For each of the algorithms that we selected, there is a set of hyperparameters that we can optimize to improve the model. For example, in the Random Forest algorithm, we can change the number of trees, the feature sampling strategy, or the maximum depth of the tree, to cite a few. For instance, we can try three different values for the number of trees: 100, 50 and 200.
The hyperparameters available to optimize depend on the algorithm and the engine selected to train the model. Every time we create a new machine learning model in DSS, we can select the engine to use for training the model. Most algorithms are based on the Scikit Learn or XGBoost machine learning library, and use in-memory processing.
We could also leverage our Spark clusters to train models on large datasets that don’t fit into memory, by using one of the following:
Spark’s machine learning library, MLLIB, or
Sparkling Water, H2O’s support for machine learning with Spark.
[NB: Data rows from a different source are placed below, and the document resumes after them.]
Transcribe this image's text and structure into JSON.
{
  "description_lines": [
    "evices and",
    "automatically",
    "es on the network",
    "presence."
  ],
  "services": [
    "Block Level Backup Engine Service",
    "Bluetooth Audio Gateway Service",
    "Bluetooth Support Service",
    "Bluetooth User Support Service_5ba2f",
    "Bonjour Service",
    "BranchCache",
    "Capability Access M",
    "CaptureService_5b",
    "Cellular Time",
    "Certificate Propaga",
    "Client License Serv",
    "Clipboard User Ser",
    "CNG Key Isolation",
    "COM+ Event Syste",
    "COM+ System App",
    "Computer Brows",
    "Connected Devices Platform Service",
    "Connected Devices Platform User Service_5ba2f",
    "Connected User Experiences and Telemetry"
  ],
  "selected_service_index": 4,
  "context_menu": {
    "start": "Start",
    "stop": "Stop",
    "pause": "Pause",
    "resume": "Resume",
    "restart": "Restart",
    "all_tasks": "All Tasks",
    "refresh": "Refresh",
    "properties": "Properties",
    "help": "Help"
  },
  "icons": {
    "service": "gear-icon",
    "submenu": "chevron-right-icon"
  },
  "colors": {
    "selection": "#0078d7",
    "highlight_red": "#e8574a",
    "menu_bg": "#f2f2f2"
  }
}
Each of these engines will lead to slightly different hyperparameters to optimize.
Hyperparameters
DSS allows us to define the settings for our hyperparameter search These search parameters control the optimization process and are available from the Hyperparameters tab.
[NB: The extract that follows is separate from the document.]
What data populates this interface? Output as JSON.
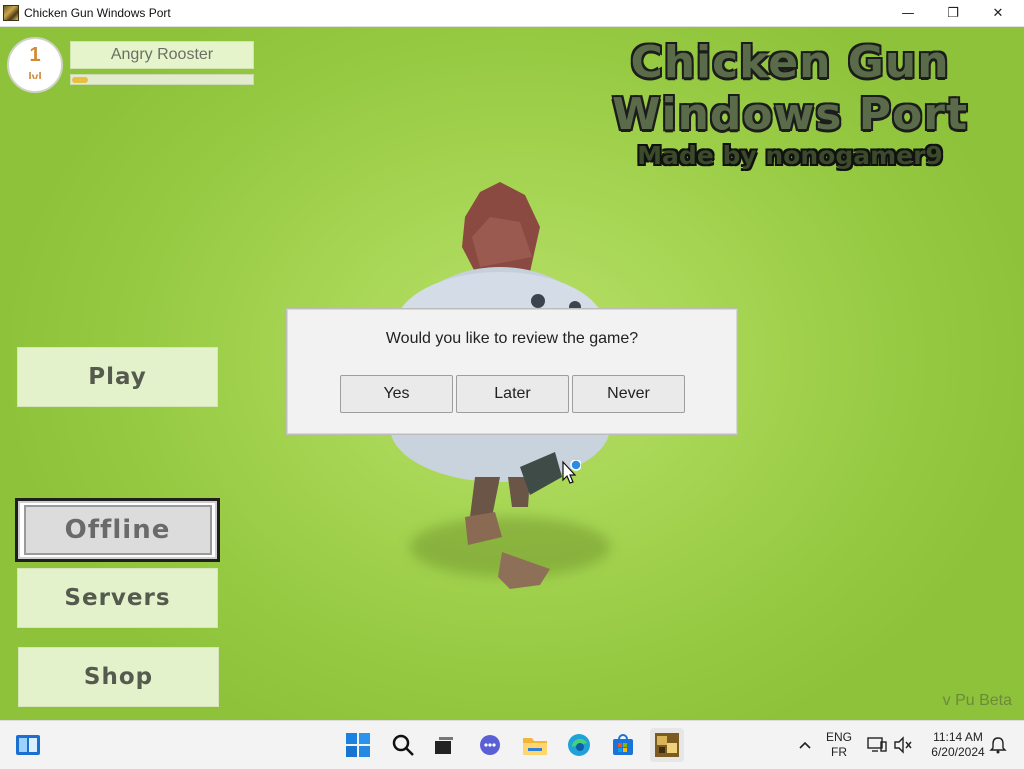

For example, with Grid search, we can set the maximum search time to 2 minutes. When the time limit is reached, the grid search stops, and returns the best set of parameters for the model.
Note
The traditional way of performing hyperparameter optimization is Grid search. Grid search is simply an exhaustive search over all possible combinations of hyperparameters. For example, with Random forest, we might choose a few discrete values to explore for each hyperparameter, such as number of trees, and tree depth, and then try all combinations.
When Grid search is not the best strategy, such as when you have a dozen hyperparameters, you can use advanced search strategies like Random search and Bayesian.
Random search simply draws random points from the hyperparameter space and stops after N iterations.
Bayesian search works like Random search, but it generates new points depending on the performance of the previous ones. The idea is to focus the exploration around points that seem to work best.
To learn more about these advanced strategies, visit Advanced Models Optimization–Search Strategies.
We can also select our preferred validation strategy for the Grid search:
A simple train/test split,
A K-fold cross validation method, or
Our own custom cross-validation code.
View the Tuning Results
Once we are satisfied with our settings, we can train another iteration of our model, and visualize the evolution of our Grid search in the Result tab.
Note
We can choose to interrupt the optimization while DSS is implementing the grid-search. DSS will then finish the current grid point that it is evaluating, and will train and evaluate the model on the “best hyperparameters found so far”. Later on, we can resume the interrupted grid search, and DSS will continue the optimization using only the hyperparameter values that have not been tried.
Here, DSS displays a graph of the evolution of the best cross-validation scores found so far. Hovering over one of the points, we can see the evolution of the hyperparameter values that yielded an improvement. In the right part of the charts, we can see final test scores.